The Lee Kong Chian School of Business is the business school of the Singapore Management University (SMU). Established in 2000, the school was the first to be established under the Singapore Management University's charter. It is a research-driven school, with a blend of education that focuses on academic research and industrial relevance. Faculty are hired on the basis of research or on perceived expertise in their field of study or practice. The current dean is Professor Bert De Reyck.

The school was named after Lee Kong Chian after receiving a donation of S$50 million from The Lee Foundation, a trust established by Lee and administered by Lee's children. This amount was matched by the Government of Singapore in a 3-to-1 ratio, thus resulting in a S$200 million funding.

==Programs==
The Lee Kong Chian School of Business is the flagship school of SMU, accredited by AACSB International, EQUIS, and AMBA, with a large portion of the university's students enrolled in the school's undergraduate and postgraduate programs. The program is modelled after the Wharton School's curriculum to provide a broad-based approach to university education. At the undergraduate level, the school offers the Bachelor of Business Management (B.B.M.), a four-year program with academic majors in the areas of finance, law, management, marketing, quantitative finance and operations management. Undergraduates who major in law are not admitted to the Bar, as the program is not a specialized law degree. All undergraduates are eligible for a second major, which can be from other schools at SMU. This includes areas such as accountancy, economics, information systems management and fields within the social sciences.

In December 2011, Lee Kong Chian School of Business was conferred the European Quality Improvement System (EQUIS) accreditation by the European Foundation for Management Development (EFMD), the accreditation covers all programmes offered by the LKCSB from the undergraduate degree up to the PhD level. The accreditation is for a period of five years

In addition to several graduate level degree programs by coursework, the school also offers 10 Master's programmes which are targeted towards executives. These programs include MBAs, Master of Science in management, finance masters and specialised masters.

The school also offers DBA, and PhD in business programmes in finance, marketing, operations management, OBHR, strategic management & organisation, and general management.

==Clubs and sub-clubs==
===Bondue===
Bondue is the LKCSB's Business Society club.
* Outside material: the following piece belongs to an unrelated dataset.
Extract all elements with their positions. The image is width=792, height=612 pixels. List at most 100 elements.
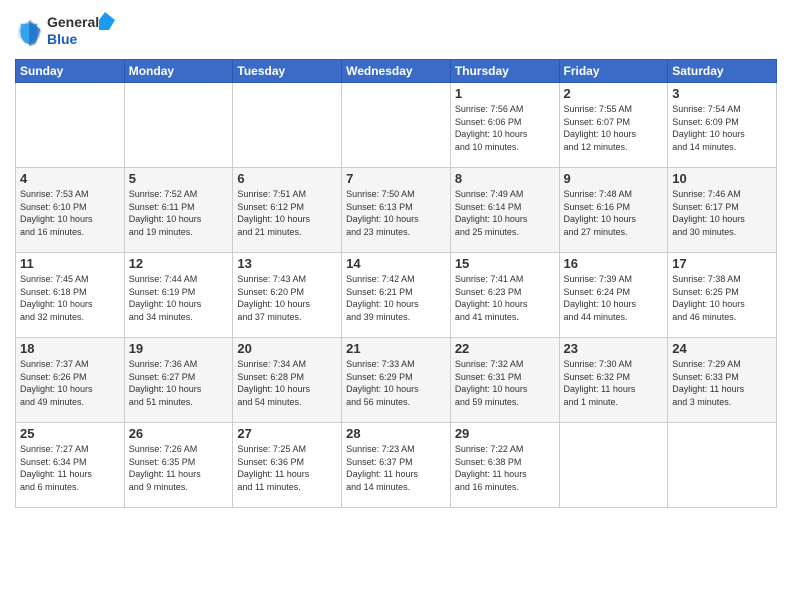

The club organizes activities such as awareness programs for academic majors, as well as other activities to foster greater unity between members of the school.

===Cognitare===
Cognitare LKC SB's Business Case club. Members are selected by faculty to represent the university in business case competitions. The club has achieved notable success, including victories at the Copenhagen Business Case Competition in 2002, the Danone TRUST competition in 2005 and the CIBER Challenge in 2005.

===EYE Investment Club===
EYE Investment Club is Singapore Management University (SMU)’s first and largest investment interactive club. It was set up in March 2002 by a group of students who possess similar interest in investments and financial planning.

The club was set up to facilitate the exchange of ideas and knowledge in this field between students, faculty and alumni of SMU.